Di fonte a questo quadro disarmante, ci si accorge che - portiere a parte - non c'è un solo reparto da salvare: l'attacco segna col contagocce e inoltre gli uomini che lo compongono con vanno in pressing sui difensori avversari come invece un anno fa sapevano fare le punte della Sampdoria di Mihailovic. Il centrocampo cerca di costruire affidandosi ai cosiddetti “piedi buoni”, ma va sempre a finire che la sola tecnica, dei vari Montolivo, Bonaventura e Bertolacci, non supportata da indispensabili ingredienti quali la verve atletica e la personalità, viene soffocata dall'aggressività, dal pressing avversario.

I difensori, oltre a non essere protetti adeguatamente dalla linea mediana, vanno in difficoltà anche per demeriti propri, per la troppo frequente incapacità di essere ben posizionati, di saper leggere in anticipo le “chiusure” e complessivamente per la scarsa cifra tecnica che li contraddistingue, impoverita dalla loro paura di San Siro. E stupisce che il reparto arretrato sia cosi' evidentemente in difficoltà, nonostante la società Milan avesse deciso di puntare su Mihailovic, proprio in considerazione di quanto aveva saputo fare alla guida della Sampdoria nel passato campionato, in cui i blucerchiati avevano chiuso con la quarta miglior difesa - 42 gol subiti - dopo quelle di Juventus (24), Roma(31) e Lazio (38), ovvero le prime tre della classifica.

E' chiaro e comprensibile che un conto è allenare la Sampdoria, un altro farlo al Milan, dove ti viene chiesto di arrivare al risultato attraverso il cosiddetto bel gioco. Finora non si è visto né l'uno, né l'altro. E allora quando la barca fa acqua ed è a rischio di affondare, bisogna intervenire drasticamente facendo una scelta impopolare, ma necessaria: cercare di fare punti, anche giocando male. Incrementando la forza d'urto del centrocampo (Kucka e De Jong magari finalmente insieme…) creando densità nella parte nevralgica del campo, inserendo difensori d'esperienza e ,al limite e in attesa di tempi migliori, togliendo pure, se necessario, un attaccante.

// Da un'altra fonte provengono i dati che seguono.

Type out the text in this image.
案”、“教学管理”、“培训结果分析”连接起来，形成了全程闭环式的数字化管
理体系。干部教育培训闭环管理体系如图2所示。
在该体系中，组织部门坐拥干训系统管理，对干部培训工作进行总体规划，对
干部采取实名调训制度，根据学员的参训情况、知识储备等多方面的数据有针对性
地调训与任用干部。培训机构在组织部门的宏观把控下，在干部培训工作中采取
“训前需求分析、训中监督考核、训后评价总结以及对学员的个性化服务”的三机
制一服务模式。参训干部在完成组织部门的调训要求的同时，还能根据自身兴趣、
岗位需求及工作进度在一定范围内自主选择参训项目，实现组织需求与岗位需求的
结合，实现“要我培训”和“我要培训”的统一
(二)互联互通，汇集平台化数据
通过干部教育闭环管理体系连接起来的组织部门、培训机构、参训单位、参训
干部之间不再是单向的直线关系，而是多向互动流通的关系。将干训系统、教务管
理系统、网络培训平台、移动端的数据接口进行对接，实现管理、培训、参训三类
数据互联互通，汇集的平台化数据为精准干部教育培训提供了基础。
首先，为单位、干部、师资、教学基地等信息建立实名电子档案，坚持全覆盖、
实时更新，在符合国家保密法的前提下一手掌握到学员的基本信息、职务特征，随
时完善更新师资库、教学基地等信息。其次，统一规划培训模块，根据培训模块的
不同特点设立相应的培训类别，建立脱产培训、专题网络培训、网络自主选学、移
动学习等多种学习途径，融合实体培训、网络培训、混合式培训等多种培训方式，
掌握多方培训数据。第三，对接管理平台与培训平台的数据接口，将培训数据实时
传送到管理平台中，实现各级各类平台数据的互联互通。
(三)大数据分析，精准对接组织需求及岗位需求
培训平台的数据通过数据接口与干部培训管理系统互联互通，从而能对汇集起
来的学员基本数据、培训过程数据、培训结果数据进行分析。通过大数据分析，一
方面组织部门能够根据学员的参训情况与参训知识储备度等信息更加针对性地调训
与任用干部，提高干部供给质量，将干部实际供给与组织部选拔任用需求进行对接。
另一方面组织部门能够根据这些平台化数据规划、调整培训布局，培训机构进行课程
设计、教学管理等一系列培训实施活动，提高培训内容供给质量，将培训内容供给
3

Una situazione ovviamente provvisoria in attesa di superare il momentaccio attraverso qualche risultato positivo. Le vittorie, si sa, aiutano a vincere, le sconfitte producono solo depressione. E' sicuramente questa una ricetta impopolare, in netta contraddizione con lo stile-Milan e con la sua storia. Ma quando sei malato, prima devi pensare a guarire, anche attraverso terapie dolorose.